Aber: viele Verfahren sind nicht gleich viele Verfahren
Luzern, ein Musterschüler? «Das wäre zu hoch gegriffen», sagt Sibel Konyo von der Stiftung für das Tier im Recht und Mitautorin der erwähnten Analyse. Die Zahlen dürfe man nicht nur mit den anderen Kantonen vergleichen, man müsse sie auch mit Blick auf die Gesamtzahl Tiere in einem Kanton bewerten. Konyo: «Angesichts der knapp zwei Millionen Nutztiere, die im Kanton Luzern gehalten werden, fällt die Anzahl abgeschlossener Strafverfahren weiterhin sehr tief aus. Entsprechend ist von einer hohen Anzahl nicht verfolgter und geahndeter Tierschutzdelikte auszugehen.» Viele Verstösse, so Konyo, dürften sich hinter verschlossenen Haus- und Stalltüren ereignen – und daher unentdeckt bleiben.

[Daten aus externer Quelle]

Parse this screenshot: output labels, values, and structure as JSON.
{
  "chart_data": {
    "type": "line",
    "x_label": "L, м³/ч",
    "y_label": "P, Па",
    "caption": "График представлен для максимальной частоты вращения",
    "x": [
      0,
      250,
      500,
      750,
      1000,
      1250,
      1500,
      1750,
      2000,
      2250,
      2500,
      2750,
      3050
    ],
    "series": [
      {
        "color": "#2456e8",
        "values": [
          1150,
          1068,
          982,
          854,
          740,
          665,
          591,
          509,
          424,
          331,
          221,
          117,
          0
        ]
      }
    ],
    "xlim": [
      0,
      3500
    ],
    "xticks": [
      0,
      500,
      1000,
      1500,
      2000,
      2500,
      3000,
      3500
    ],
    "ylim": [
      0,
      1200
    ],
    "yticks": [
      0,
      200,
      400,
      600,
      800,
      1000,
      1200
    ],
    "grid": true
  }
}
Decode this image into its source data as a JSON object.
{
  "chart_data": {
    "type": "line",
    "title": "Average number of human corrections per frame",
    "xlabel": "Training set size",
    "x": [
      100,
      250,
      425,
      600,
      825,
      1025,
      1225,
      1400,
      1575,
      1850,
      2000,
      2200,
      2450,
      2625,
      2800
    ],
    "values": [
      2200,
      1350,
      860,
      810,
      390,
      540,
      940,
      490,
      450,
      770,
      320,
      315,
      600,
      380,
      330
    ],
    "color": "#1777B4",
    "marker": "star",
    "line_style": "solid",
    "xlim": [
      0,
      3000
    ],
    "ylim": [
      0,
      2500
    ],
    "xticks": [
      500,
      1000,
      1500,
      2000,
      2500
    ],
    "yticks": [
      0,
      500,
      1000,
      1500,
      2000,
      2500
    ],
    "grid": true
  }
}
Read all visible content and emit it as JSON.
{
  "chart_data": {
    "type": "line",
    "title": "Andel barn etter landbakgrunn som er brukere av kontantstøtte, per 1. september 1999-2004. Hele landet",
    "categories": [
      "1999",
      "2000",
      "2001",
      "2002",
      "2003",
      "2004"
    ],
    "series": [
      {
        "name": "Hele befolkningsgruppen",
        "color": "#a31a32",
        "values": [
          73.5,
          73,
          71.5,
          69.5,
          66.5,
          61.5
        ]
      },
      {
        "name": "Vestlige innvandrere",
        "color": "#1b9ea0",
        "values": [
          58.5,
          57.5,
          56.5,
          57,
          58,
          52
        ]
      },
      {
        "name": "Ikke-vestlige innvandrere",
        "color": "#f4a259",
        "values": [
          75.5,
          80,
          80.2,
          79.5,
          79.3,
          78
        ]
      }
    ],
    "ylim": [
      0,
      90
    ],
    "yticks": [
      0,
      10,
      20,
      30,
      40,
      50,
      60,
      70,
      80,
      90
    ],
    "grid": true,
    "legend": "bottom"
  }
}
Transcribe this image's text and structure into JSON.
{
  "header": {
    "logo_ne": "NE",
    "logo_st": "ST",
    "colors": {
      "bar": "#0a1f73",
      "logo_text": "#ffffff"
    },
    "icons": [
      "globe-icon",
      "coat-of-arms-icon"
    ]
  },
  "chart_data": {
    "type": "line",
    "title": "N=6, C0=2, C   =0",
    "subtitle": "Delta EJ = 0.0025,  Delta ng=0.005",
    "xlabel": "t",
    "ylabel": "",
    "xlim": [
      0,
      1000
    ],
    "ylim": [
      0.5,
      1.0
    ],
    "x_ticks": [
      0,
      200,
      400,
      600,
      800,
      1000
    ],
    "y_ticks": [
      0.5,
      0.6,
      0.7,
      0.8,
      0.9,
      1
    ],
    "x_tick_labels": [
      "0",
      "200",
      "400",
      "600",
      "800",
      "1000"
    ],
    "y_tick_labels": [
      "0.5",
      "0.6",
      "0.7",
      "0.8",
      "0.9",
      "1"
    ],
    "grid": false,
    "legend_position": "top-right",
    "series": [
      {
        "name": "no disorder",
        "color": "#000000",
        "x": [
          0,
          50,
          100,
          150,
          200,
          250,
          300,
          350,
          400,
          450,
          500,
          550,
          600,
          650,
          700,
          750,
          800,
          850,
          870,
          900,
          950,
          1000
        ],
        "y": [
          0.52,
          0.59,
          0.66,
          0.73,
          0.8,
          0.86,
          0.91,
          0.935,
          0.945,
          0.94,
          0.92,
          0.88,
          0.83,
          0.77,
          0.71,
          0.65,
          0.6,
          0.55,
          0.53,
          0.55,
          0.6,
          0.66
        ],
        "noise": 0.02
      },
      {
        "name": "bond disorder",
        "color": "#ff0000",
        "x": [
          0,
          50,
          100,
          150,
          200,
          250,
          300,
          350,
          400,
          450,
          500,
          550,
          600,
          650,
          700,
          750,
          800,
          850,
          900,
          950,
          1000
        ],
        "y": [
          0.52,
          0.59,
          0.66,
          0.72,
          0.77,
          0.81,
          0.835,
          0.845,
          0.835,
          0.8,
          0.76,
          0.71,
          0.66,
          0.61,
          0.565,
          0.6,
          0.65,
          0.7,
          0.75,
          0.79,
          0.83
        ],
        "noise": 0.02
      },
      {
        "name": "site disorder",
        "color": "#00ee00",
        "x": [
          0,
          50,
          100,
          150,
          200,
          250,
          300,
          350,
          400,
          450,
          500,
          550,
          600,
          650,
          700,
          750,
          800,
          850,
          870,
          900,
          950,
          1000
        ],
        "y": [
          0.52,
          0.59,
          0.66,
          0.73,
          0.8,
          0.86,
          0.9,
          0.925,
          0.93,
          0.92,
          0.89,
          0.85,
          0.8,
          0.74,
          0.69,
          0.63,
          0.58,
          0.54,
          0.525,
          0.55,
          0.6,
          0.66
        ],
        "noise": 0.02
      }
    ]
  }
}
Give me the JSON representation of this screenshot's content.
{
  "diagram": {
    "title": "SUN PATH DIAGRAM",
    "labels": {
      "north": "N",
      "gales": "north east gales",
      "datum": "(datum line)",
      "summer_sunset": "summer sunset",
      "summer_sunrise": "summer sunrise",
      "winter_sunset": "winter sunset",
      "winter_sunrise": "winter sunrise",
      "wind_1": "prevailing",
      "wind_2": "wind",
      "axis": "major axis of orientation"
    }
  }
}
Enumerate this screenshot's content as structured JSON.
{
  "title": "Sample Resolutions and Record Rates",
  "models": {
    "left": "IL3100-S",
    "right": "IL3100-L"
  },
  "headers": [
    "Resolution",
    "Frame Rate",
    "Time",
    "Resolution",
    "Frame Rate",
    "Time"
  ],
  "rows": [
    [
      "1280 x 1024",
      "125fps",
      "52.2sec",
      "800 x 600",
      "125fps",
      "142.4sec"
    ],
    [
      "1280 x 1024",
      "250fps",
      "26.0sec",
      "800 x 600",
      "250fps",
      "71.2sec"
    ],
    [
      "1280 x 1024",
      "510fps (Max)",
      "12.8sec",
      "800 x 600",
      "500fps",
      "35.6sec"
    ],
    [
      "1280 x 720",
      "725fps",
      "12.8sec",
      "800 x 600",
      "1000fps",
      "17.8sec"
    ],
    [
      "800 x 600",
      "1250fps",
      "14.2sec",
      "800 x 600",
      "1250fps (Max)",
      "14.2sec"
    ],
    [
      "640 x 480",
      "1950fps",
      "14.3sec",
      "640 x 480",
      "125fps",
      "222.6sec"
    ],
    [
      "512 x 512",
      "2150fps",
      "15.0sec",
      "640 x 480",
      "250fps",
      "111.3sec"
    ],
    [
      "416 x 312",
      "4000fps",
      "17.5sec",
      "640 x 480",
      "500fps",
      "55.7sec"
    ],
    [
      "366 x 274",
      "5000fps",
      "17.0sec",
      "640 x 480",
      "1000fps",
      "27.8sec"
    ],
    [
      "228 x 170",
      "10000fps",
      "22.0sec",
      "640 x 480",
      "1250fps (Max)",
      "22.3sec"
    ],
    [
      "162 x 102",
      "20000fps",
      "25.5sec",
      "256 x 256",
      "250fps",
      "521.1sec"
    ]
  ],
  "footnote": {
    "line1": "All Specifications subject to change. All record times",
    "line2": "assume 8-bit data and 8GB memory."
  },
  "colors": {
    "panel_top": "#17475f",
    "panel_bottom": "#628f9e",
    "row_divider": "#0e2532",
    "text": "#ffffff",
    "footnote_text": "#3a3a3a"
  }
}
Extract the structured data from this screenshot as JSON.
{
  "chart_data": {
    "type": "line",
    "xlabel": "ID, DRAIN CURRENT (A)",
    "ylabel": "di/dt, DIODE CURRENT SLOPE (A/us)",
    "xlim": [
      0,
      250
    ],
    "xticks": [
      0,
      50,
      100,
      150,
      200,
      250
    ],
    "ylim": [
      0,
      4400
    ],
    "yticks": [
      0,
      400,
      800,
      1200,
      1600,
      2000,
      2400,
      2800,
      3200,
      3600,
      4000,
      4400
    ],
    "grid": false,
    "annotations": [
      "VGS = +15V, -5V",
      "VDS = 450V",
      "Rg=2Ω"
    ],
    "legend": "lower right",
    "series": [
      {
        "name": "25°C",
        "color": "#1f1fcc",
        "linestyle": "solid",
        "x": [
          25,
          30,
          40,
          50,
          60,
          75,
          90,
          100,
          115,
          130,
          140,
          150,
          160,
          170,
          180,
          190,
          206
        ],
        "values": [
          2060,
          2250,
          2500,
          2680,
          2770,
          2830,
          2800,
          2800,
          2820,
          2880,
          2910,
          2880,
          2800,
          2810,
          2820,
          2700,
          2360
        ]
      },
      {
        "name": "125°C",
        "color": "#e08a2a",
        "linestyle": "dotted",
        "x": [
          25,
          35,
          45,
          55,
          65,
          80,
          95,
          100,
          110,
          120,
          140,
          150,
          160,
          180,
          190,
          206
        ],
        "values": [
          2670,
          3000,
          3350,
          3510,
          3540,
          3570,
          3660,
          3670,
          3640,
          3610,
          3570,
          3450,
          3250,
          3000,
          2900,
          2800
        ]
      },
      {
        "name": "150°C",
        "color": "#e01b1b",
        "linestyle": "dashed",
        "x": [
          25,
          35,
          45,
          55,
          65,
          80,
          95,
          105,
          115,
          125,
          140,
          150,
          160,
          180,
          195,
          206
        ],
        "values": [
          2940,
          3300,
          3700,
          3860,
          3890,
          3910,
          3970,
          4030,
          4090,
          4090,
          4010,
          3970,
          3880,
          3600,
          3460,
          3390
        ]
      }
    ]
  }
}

«Die Nutztierhaltenden im Kanton Luzern halten sich grossmehrheitlich an die Vorgaben der Tierschutzgesetzgebung.»
Martin Brügger, Luzerner Kantonstierarzt
Zudem kritisiert die Stiftung für das Tier im Recht die vergleichsweise milden Strafen für Tierschutzdelikte. Obwohl das Gesetz für Übertretungen Bussen bis 20'000 Franken zulasse, hätten die Luzerner Behörden Konyo zufolge 2021 im Mittel Bussen von 300 Franken verhängt. Bei den Geldstrafen, die bis zu 180 Tagessätze reichen können, seien es 30 Tagessätze im Mittel gewesen. Deshalb wäre es laut Konyo «überaus positiv», wenn das Veterinäramt als zuständige Stelle für die Tierschutzkontrolle im Kanton Parteirechte im Strafverfahren hätte. «Dies würde es der Behörde ermöglichen, Beschwerde gegen unzureichende Tierschutzstrafentscheide zu führen. Leider verfügen bisher aber nur das Veterinäramt Zürich, St. Gallen sowie Bern über eine entsprechende Rechtsmittellegitimation», so Konyo.
Kantonstierarzt stellt Bauern gutes Zeugnis aus
Darauf angesprochen, sagt der Luzerner Kantonstierarzt Martin Brügger, es liege nicht in der Kompetenz des Veterinärdiensts, auf diese Forderung etwas zu entgegnen. Allerdings sagt er, es sei wichtig, dass der Veterinärdienst genügend Personal hat: «Gerade unangemeldete Kontrollen generieren einen grösseren Aufwand als angemeldete Kontrollen. Des Weiteren sind nicht alle kontrollierten Personen über diese Kontrollen erfreut, was für die Kontrollpersonen bei ihrer Arbeit sehr herausfordernd sein kann.»
Die geltenden Gesetze würden einen hohen Anteil unangemeldeter Betriebskontrollen verlangen. Das sei ein «gutes Instrument», um effizient gegen Tierschutzverstösse vorzugehen, sagt der Kantonstierarzt, der den Luzerner Bauern ein gutes Zeugnis ausstellt: «Die Nutztierhaltenden im Kanton Luzern halten sich grossmehrheitlich an die Vorgaben der Tierschutzgesetzgebung. Wir weisen zudem darauf hin, dass bei den geahndeten Verstössen gegen das Tierschutzgesetz nebst den Nutztierhaltenden auch Heim- und Wildtierhaltende in vergleichbaren Masse betroffen sind.»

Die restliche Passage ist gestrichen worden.